For each participant, neuromyths scores were subtracted from the evidence-based statements scores to calculate their ability to discern neuromyths from neuro-facts. This denoted their differentiation score, with higher scores indicating greater differentiation. Three further measures were used to predict a teacher’s ability to differentiate neuromyths from neuro-facts. These were: 1) years of teaching experience (YTE), 2) years of teaching experience with children with SEND (YTES) and 3) exposure to training in educational neuroscience. 

Initial analysis indicated that there was no significant link between YTE and differentiation (r = .047, p = .375) or YTES and differentiation (r = .086, p = .114). However, teachers who had exposure to training in educational neuroscience were more likely to be able to identify which statements were correct and which were myths (r = .201, p < .001).

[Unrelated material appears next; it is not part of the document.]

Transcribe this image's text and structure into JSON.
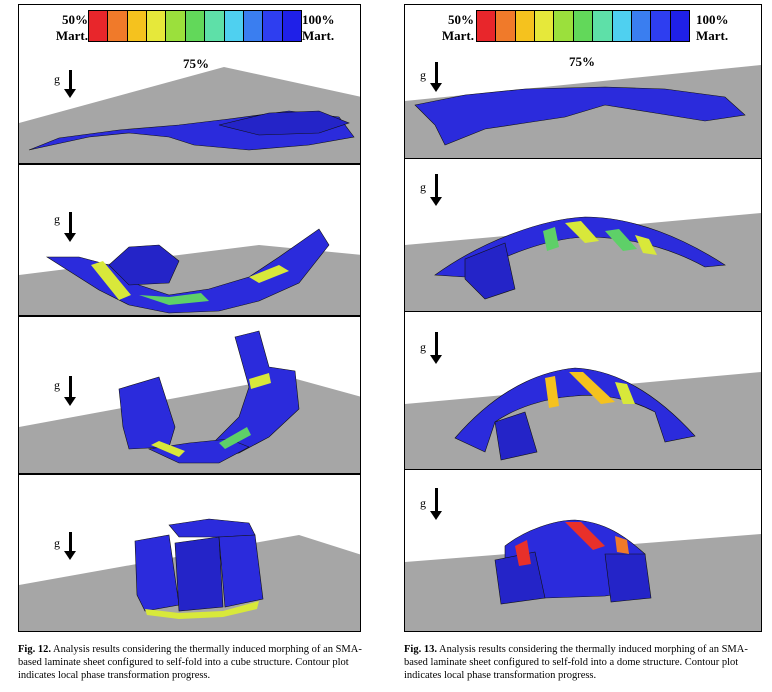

Implications and conclusion

The findings from this study suggest that acceptance of neuromyths is prevalent among teachers. Two of the most endorsed neuromyths were related to SEND. This is an important finding, as it implies that teachers are still vulnerable to believing unscientific statements and teaching methods, and they are likely to use such methods in their classrooms when children have complex needs.

Importantly, teachers who had some exposure to educational neuroscience were better able to differentiate neuromyths from neuro-facts. This implies that a better understanding of and engagement with the research evidence, through educational neuroscience training, might help teachers to become less vulnerable to neuromyths and unscientific teaching methods. This is especially important in SEND contexts, because the results of this study highlighted the fact that, despite considerable experience in teaching children with SEND, teachers were likely to not have received any training in SEND. This implies that teachers start their teaching careers without the knowledge to sufficiently teach children with SEND, and therefore they may not sufficiently understand the neural differences and related learning needs of these children. However, the benefits of understanding the neuroscience of learning goes beyond SEND teaching and administering specific interventions. If teachers are aware of neuroscientific concepts, they might apply this understanding and prevent poor pedagogical practice. 

The results of this study suggest a need to ensure that teachers have the necessary skills to assess the veracity of interventions and statements about the brain. Formal and structured educational neuroscience training might provide teachers with this ability. It is suggested that such training be embedded in ITT and as part of continuing professional development.